The economic consequences will be “extremely severe” and we will have “an extremely unhappy century” if we do not address the huge looming energy shortfall, Smalley said. “We must revolutionize energy [production] in the next couple of generations.”
Yet the known energy alternatives to oil come with various limitations or drawbacks, said Smalley, who won the 1996 Nobel Prize in chemistry.
Some alternatives are good but simply insufficient, he said. Conservation would help, for example, but “there’s just not enough energy to be had” through conservation to meet the need, he said. Hydropower has reached its limits, Smalley said: even if we were to harness the Amazon River, among the last great untapped sources of hydropower, its energy “would only be a drop in the bucket.” Wind power could make a “significant” contribution, “but not enough in itself” to meet the need, he said.
Other energy sources come laden with one problem or another, Smalley said. Coal might serve as a “bridge” to other energy solutions, he said, but its usage means putting more “gigatons” of carbon into the atmosphere, which the world can no longer endure. Nuclear fission and fusion are very expensive and they come saddled with problems such as waste disposal and high security requirements, he said.
The most promising solution is solar power, said Smalley, noting “the Earth is bathed” in 165,000 terawatts of energy every moment. The trick, he said, is to collect that energy (or the tiny portion people need) efficiently.
Nanotech’s solar role
Nanotechnology figures mightily in the practical harnessing of solar power—and, for that matter, in any long-term energy solution, according to Smalley.

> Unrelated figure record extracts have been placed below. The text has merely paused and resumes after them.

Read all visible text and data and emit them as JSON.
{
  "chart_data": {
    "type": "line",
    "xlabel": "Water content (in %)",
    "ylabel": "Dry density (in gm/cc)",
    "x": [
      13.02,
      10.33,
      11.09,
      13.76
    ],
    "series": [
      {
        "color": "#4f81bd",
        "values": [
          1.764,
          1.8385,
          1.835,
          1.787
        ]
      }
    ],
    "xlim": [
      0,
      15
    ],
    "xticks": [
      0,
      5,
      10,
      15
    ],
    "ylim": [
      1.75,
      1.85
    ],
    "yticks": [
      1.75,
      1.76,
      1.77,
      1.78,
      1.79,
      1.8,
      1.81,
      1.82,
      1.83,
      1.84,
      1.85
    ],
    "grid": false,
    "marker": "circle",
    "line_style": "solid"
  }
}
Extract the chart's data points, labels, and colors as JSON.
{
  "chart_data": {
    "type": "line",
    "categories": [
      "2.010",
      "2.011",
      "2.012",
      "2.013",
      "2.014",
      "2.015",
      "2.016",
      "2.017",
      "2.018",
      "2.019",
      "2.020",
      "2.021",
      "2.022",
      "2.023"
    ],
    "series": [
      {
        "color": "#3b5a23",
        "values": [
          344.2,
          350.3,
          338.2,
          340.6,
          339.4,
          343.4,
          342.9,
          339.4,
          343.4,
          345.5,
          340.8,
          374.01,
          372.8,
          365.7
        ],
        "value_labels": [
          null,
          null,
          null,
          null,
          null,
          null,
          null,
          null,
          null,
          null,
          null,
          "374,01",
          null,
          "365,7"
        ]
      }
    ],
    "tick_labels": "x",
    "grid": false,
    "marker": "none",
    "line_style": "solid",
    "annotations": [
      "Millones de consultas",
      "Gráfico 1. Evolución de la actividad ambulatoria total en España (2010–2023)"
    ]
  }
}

“Nanotechnology is right at the core [of] the answer to the energy problem,” he said.
In the case of solar power, for example, nanotechnology holds the promise of cutting the cost of photovoltaics by 10 to 100 times, he said. It may bring about a similar-scale reduction in the cost of fuel cells, Smalley said, in enumerating two of “14 enabling nanotech revolutions” that could transform world energy production and usage.
These potential energy breakthroughs, which, he said, “could only come from nanotechnology,” also include a “revolution” in hydrogen storage; direct conversion of light and water into hydrogen supplies; “photocatalytic” reduction of carbon dioxide; and nanomaterials, or coatings enabling the possibility of very deep drilling into Earth to obtain geothermal heat.

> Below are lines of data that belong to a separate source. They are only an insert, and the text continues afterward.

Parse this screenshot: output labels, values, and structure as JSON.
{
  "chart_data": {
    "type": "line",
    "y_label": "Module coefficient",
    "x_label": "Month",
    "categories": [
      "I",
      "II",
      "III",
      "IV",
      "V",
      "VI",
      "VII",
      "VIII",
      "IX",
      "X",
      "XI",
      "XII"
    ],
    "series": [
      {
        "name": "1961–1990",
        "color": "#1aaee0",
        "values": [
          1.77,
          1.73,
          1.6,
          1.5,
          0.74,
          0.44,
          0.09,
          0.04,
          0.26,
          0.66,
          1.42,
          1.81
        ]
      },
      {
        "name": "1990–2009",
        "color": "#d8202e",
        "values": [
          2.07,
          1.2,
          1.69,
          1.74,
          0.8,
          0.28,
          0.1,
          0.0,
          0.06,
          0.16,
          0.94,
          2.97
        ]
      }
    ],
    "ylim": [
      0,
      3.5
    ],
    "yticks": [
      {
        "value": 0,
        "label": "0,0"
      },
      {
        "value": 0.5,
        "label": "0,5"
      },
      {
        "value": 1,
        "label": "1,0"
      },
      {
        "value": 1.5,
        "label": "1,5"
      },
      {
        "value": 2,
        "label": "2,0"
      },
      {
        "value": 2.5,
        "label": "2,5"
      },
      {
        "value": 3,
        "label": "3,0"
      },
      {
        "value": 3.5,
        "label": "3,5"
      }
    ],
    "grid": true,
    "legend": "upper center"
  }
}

The best way to tap the sun’s enormous energy stream may be to put solar power plants in space or on the moon, said Smalley, noting that solar cells in space could operate at about nine times the efficiency of similar cells on Earth.
“There [are] massive amounts of [solar] energy that miss the Earth every day,” shooting right past it, he said.
Here again, nanotechnology would figure critically: providing “super-strong, light-weight materials” that would make it possible to build efficient solar power-collecting space stations, and perhaps leading to nanoelectronics-based robots that could handle tasks such as maintaining space-based solar energy systems.
With each type of energy he enumerated, Smalley came back to nanotechnology as the path to a solution. “I guarantee you” that nanotechnology will make fuel cells cheap enough to be practical, he said. Using coal requires sequestering the carbon: “Is there an answer? If there is, nanotechnology will provide it.”
To make solar power work, “We need to find ways to make photovoltaics as cheap as paint”—and, again, nanotechnology can make the difference, he said.
Solving this gigantic energy problem, which Smalley termed “the largest enterprise of humanity” on the horizon, would go far toward solving many of humanity’s other most pressing problems—such as food and water supplies, environmental degradation, and poverty—because they are so directly affected by the availability of energy, he said.
Smalley called for a $10 billion program to “kick-start” scientific work toward a long-term energy solution. “This generation needs to do this,” he said. “We can’t afford to wait.”